Ici, vous formez ces managers non seulement par des cours et un travail d'équipe, mais aussi en créant une ambiance de travail bien fait – qui comprend de nombreux aspects : des jardins bien entretenus, des tableaux propres, des cours bien préparés avec des conclusions claires et frappantes – et de joie et de proximité humaine, d'attention aux personnes.
Bref, ce ton d'amitié où chacun perçoit qu'il compte vraiment et qu'il est aimé, explique l'ouverture et la joie que l'on peut voir dans votre école et lors des réunions d'anciens élèves.
Merci beaucoup.
[1] Saint Josémaria, Quand le Christ passe, no 47.
[2] Cf. saint Jean-Paul II, Discours du 3 juillet 1986, no 3.
[3] Sur le choix existentiel de la fin ultime, en tant qu'acte de liberté, cf.

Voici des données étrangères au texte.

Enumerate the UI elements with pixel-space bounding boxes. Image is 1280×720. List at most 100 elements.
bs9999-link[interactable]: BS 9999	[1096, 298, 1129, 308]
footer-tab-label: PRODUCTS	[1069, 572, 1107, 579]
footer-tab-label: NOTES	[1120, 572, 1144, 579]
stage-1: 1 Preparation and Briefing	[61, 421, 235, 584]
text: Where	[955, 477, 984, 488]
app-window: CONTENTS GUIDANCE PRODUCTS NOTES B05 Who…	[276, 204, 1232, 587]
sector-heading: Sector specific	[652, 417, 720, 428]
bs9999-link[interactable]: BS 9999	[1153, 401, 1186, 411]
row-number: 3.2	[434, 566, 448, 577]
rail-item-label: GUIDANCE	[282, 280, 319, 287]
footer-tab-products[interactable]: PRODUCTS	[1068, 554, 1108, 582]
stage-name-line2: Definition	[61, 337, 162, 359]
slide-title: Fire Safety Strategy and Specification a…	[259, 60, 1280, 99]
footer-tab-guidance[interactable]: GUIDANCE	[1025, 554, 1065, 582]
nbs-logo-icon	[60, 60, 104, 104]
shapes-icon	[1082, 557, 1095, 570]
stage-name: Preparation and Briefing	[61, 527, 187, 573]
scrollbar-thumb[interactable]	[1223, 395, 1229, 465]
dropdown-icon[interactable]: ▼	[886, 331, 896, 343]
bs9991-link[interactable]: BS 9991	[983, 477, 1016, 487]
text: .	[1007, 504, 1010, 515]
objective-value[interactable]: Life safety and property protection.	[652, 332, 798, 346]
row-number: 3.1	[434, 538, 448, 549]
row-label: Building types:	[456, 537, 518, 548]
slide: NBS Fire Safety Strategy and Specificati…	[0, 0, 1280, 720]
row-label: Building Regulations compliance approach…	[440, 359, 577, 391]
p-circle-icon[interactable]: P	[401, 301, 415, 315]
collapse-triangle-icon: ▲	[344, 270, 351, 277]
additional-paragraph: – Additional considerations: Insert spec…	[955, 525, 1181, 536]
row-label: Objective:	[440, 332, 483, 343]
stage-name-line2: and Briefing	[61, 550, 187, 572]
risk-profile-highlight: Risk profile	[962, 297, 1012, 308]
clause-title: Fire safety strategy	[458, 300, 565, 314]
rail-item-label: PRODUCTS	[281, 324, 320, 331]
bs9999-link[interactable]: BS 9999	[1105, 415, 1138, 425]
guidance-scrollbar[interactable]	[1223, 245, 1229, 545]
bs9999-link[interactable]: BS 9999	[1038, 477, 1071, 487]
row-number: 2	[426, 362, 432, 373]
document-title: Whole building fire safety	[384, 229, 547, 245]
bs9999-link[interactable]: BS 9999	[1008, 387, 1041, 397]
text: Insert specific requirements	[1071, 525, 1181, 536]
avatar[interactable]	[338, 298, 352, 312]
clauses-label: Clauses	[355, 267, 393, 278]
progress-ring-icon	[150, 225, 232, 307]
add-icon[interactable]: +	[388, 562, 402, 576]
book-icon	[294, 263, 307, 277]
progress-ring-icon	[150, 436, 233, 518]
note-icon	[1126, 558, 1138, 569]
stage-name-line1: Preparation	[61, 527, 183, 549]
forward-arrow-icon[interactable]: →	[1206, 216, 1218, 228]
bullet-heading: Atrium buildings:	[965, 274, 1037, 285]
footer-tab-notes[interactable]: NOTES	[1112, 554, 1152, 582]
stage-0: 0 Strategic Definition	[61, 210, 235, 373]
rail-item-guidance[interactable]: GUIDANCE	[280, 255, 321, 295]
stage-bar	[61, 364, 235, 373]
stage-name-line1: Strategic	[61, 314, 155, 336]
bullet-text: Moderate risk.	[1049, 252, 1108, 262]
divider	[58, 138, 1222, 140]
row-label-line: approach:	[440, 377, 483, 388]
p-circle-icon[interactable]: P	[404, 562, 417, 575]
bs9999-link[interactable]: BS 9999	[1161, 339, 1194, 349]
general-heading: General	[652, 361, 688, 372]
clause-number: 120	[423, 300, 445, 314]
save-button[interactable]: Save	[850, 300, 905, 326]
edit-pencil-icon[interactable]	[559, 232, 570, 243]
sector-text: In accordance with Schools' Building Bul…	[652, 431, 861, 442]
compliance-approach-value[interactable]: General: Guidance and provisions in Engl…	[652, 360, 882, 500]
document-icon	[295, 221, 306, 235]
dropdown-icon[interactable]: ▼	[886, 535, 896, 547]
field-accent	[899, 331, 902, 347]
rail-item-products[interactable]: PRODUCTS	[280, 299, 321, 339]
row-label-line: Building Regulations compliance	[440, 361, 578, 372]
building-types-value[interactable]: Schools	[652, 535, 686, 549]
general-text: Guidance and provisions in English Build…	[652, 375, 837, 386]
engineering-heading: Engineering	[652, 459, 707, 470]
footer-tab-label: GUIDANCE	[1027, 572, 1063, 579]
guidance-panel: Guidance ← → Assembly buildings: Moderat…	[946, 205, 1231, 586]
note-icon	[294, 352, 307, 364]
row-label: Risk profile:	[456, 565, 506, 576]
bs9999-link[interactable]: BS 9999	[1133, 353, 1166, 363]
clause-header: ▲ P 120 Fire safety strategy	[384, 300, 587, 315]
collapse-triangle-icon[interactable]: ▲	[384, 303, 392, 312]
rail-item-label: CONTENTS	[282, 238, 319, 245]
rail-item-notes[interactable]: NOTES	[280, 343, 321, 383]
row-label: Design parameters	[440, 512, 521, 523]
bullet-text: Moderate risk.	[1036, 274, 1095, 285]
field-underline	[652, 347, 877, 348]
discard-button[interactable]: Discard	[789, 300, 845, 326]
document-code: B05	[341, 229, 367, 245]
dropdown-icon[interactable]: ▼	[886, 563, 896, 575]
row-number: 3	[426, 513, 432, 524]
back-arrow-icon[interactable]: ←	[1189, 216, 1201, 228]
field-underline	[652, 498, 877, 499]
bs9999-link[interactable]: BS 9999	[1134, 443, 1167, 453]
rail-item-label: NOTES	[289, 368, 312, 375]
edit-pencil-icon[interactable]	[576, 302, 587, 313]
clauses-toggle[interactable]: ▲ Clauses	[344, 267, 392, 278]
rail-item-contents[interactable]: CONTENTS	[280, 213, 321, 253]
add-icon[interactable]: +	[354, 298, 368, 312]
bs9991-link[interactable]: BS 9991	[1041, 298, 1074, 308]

C. Fabro, Riflessioni sulla libertà, Maggioli, Rimini 1983, pp. 43-51 ; 57-85.
[4] Saint Josémaria, Quand le Christ passe, no 48.
[5] Saint Josémaria, Quand le Christ passe, no 47.
[6] Léon XIV, Discours au corps diplomatique, 16-V-2025
[7] Saint Josémaria, Instruction, 19 mars 1934, no 33.
[8] Saint Josémaria, Chemin, no 359.
[9] Cf. Rm 5, 5.
[10] Cf. Lev XXII, 20.
[11] Saint Josémaria, Amis de Dieu, no 55.
[12] Cf. par exemple G. Scalzo et S. García Álvarez, Management as practice: an approach to the nature of managerial work, in " Business and Humanism ", XXI (2018) pp. 95-118.
[13] Saint Josémaria, Lettre 29-IX-1957, no 25.